Cobalamin-mediated attenuation of MetE expression in M. smegmatis. (A) ddPCR analysis of metE transcription during exponential growth phase in the wild-type and ΔcobK strains cultured in the presence (solid bars) or absence (open bars) of exogenous CNCbl. The ΔcobK strain exhibited an overabundance of metE transcripts relative to the wild-type parental strain. A small but statistically significant decrease in the level of metE transcript in the ΔcobK strain was observed in the presence of exogenous CNCbl (two-way ANOVA; *, P = 0.0359), but the change in metE transcript levels in the wild-type strain was not statistically significant. The graphed data are representative of two independent experiments. Error bars show the standard error of the mean. (B) Targeted MS analysis of MetE peptide levels (log₂ peak area) in the wild-type and ΔcobK strains grown in the presence (solid bars) or absence (open bars) of exogenous CNCbl.

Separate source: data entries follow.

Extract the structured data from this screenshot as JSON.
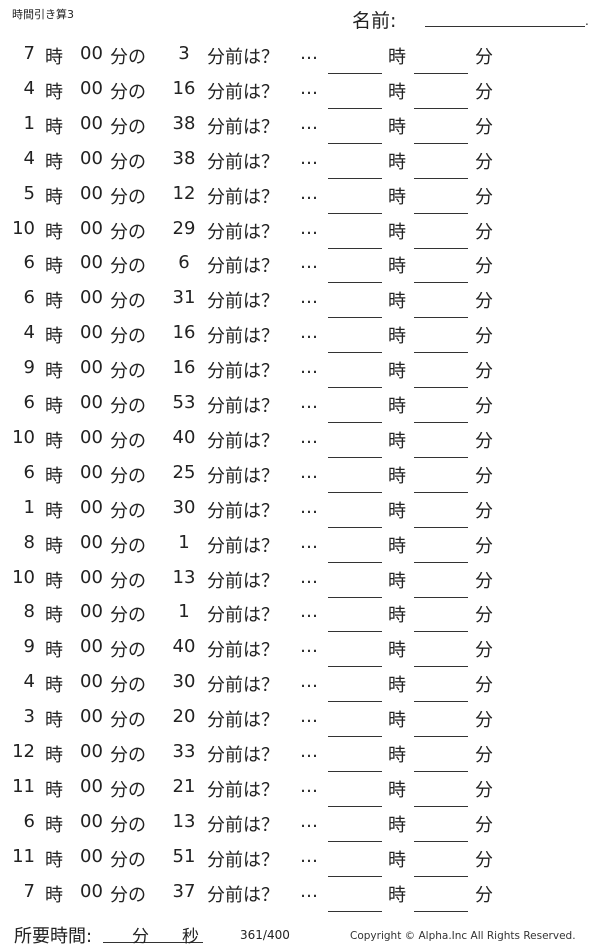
{
  "header": {
    "title": "時間引き算3",
    "name_label": "名前:",
    "name_dot": "."
  },
  "labels": {
    "hour": "時",
    "zero_min": "00",
    "min_no": "分の",
    "before": "分前は？",
    "ellipsis": "…",
    "ans_hour": "時",
    "ans_min": "分"
  },
  "problems": [
    {
      "h": "7",
      "m": "3"
    },
    {
      "h": "4",
      "m": "16"
    },
    {
      "h": "1",
      "m": "38"
    },
    {
      "h": "4",
      "m": "38"
    },
    {
      "h": "5",
      "m": "12"
    },
    {
      "h": "10",
      "m": "29"
    },
    {
      "h": "6",
      "m": "6"
    },
    {
      "h": "6",
      "m": "31"
    },
    {
      "h": "4",
      "m": "16"
    },
    {
      "h": "9",
      "m": "16"
    },
    {
      "h": "6",
      "m": "53"
    },
    {
      "h": "10",
      "m": "40"
    },
    {
      "h": "6",
      "m": "25"
    },
    {
      "h": "1",
      "m": "30"
    },
    {
      "h": "8",
      "m": "1"
    },
    {
      "h": "10",
      "m": "13"
    },
    {
      "h": "8",
      "m": "1"
    },
    {
      "h": "9",
      "m": "40"
    },
    {
      "h": "4",
      "m": "30"
    },
    {
      "h": "3",
      "m": "20"
    },
    {
      "h": "12",
      "m": "33"
    },
    {
      "h": "11",
      "m": "21"
    },
    {
      "h": "6",
      "m": "13"
    },
    {
      "h": "11",
      "m": "51"
    },
    {
      "h": "7",
      "m": "37"
    }
  ],
  "footer": {
    "time_label": "所要時間:",
    "min": "分",
    "sec": "秒",
    "page": "361/400",
    "copyright": "Copyright ©  Alpha.Inc All Rights Reserved."
  }
}
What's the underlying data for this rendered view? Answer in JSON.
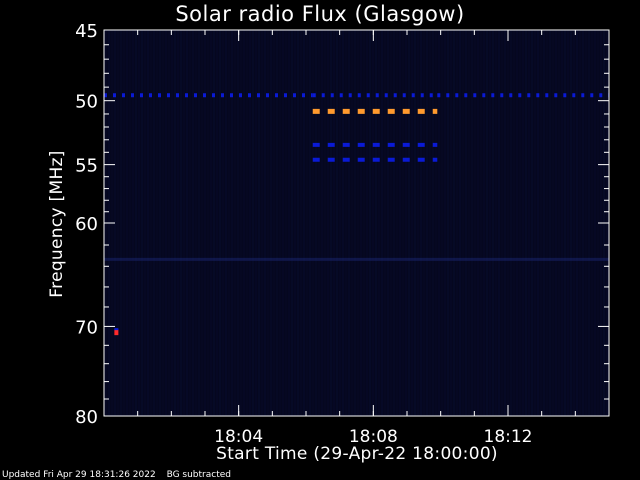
{
  "colors": {
    "background": "#000000",
    "plot_background": "#05071f",
    "axis": "#ffffff",
    "band_blue": "#0a1ad6",
    "band_orange": "#ff9a2e",
    "dot_red": "#ff2a2a"
  },
  "footer": {
    "updated": "Updated Fri Apr 29 18:31:26 2022",
    "note": "BG subtracted"
  },
  "chart_data": {
    "type": "heatmap",
    "title": "Solar radio Flux (Glasgow)",
    "xlabel": "Start Time (29-Apr-22 18:00:00)",
    "ylabel": "Frequency [MHz]",
    "x_unit": "minutes after 18:00:00",
    "xlim": [
      0,
      15
    ],
    "ylim_top": 45,
    "ylim_bottom": 80,
    "y_scale": "log",
    "x_ticks": [
      {
        "value": 4,
        "label": "18:04"
      },
      {
        "value": 8,
        "label": "18:08"
      },
      {
        "value": 12,
        "label": "18:12"
      }
    ],
    "y_ticks": [
      {
        "value": 45,
        "label": "45"
      },
      {
        "value": 50,
        "label": "50"
      },
      {
        "value": 55,
        "label": "55"
      },
      {
        "value": 60,
        "label": "60"
      },
      {
        "value": 70,
        "label": "70"
      },
      {
        "value": 80,
        "label": "80"
      }
    ],
    "y_minor_ticks": [
      46,
      47,
      48,
      49,
      51,
      52,
      53,
      54,
      56,
      57,
      58,
      59,
      62,
      64,
      66,
      68,
      72,
      74,
      76,
      78
    ],
    "x_minor_step": 1,
    "bands": [
      {
        "freq": 49.6,
        "start": 0.0,
        "end": 6.2,
        "intensity": "blue"
      },
      {
        "freq": 49.6,
        "start": 9.9,
        "end": 15.0,
        "intensity": "blue"
      },
      {
        "freq": 49.6,
        "start": 6.2,
        "end": 9.9,
        "intensity": "blue"
      },
      {
        "freq": 50.8,
        "start": 6.2,
        "end": 9.9,
        "intensity": "orange"
      },
      {
        "freq": 53.4,
        "start": 6.2,
        "end": 9.9,
        "intensity": "blue"
      },
      {
        "freq": 54.6,
        "start": 6.2,
        "end": 9.9,
        "intensity": "blue"
      }
    ],
    "spots": [
      {
        "freq": 70.6,
        "time": 0.1,
        "intensity": "red"
      }
    ]
  }
}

Exogenous CNCbl more significantly decreased MetE peptide levels in the wild-type strain relative to the ΔcobK mutant (two-way ANOVA; *, P = 0.0151).

FIG 5

Growth cessation due to methionine depletion in the metH cKD strain. (A) ATc-induced growth inhibition in the metH cKD strain is rescued by exogenous methionine (l-Met). (B) Representative images from time-lapse microscopy at the 0-h, 12-h, and 24-h time points showing severe growth retardation in the metH cKD strain. Images are taken from Movie S2, available at https://uct.figshare.com/s/65105b9914196c4b4654. Scale bars, 5 μm. (C) Quantification of microcolony growth in the M. smegmatis metH cKD strain using “R” software; *, limit of detection.

FIG 6

Sensitivity of MetH mutants to exogenous CNCbl. (A) CRISPRi-mediated silencing of metH in the ΔcobK strain in the presence (+) or absence (−) of exogenous CNCbl. Exogenous CNCbl had negligible effect on the growth of the metH cKD strain on solid medium in this background. (B) Spotting assay on 7H10 agar containing 10 μM exogenous CNCbl showing the failure of exogenous CNCbl to inhibit growth of the ΔcobK ΔmetH strain on solid medium. (C) Sensitivity of the ΔcobK ΔmetH strain to exogenous CNCbl in liquid medium, as determined using the alamarBlue assay.